Уилл оказался настойчивым, но в голове Бетти не было мыслей пытаться отнекиваться, ей было интересно. Даже не то, как поступают с девочками мальчики, когда приглашают их в кафе, а то, как поступит Уилл Блексмит.
***
Дин устало открыл дверь и с порога хотел развернуться и пойти дальше умирать в зале, как только услышал доносящуюся с кухни нарочно корявую русскую речь Джейн. Заходить он не торопился, ему было интересно, что она будет втирать его отцу, а при виде ребенка все взрослые разговоры, как правило, заканчивались. По заинтересованным вопросам папы Дин понимал, но активно отрицал, что отец заинтересован и думать о другом отказывается. Все, как и хотела Джейн.
Дин с теплотой вспоминал старую хореографическую студию, в которую поступил еще до школы. Никакой одержимостью танцами и тому подобного у него не было, преподаватель вообще не увидела в нем тогда таланта, но именно она привила ему любовь к искусству. Уезжать из России ему не хотелось. Это единственное, что напоминало ему о детстве, матери и любви к себе. В последнее время он стал как никогда больше противиться себе. Не только в понимание балета, но и во всем. Он считал себя глупым, бездарным, ничего не умеющим. Он не знал, что должно такого произойти, что бы он полюбил жизнь.

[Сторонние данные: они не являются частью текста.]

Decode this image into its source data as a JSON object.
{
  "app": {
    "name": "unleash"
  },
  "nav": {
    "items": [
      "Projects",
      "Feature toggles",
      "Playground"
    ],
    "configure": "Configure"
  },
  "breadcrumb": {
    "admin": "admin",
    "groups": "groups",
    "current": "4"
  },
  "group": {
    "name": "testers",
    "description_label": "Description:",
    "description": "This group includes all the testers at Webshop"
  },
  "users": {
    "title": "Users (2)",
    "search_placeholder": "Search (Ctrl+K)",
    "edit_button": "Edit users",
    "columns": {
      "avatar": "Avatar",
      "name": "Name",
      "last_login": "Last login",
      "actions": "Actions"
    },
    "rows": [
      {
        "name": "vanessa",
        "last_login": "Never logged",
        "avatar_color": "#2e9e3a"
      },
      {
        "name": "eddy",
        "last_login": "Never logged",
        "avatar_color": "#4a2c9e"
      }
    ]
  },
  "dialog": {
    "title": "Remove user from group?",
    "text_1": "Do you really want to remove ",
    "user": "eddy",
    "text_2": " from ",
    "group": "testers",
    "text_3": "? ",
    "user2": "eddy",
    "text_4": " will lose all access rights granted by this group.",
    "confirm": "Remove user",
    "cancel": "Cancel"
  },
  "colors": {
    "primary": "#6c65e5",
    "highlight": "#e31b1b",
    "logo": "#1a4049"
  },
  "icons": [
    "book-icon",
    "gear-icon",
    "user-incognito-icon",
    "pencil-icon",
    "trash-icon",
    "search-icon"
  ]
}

Думая об этом, Дин не заметил, как подошел к набережной. Темнело уже рано, бледнеющее небо отражалось в ледяной, шепчущейся с волнами, воде. Каменные ступени были особенно холодными. Чем дальше было к зиме, тем холоднее было все вокруг, а особенно сердца людей. Одиночество зашкаливало.
Внезапно для самого себя Дин спустился ближе к воде, и резко опустил в нее ноги, незащищенные ничем, кроме кроссовок из тонкой кожи. Ноги, а потом и все тело обдало ледяным потоком поднимающегося вверх неприятного ощущения. Оно пробрало все, до костей. Ноги беспорядочно болтались, онемевая все сильней.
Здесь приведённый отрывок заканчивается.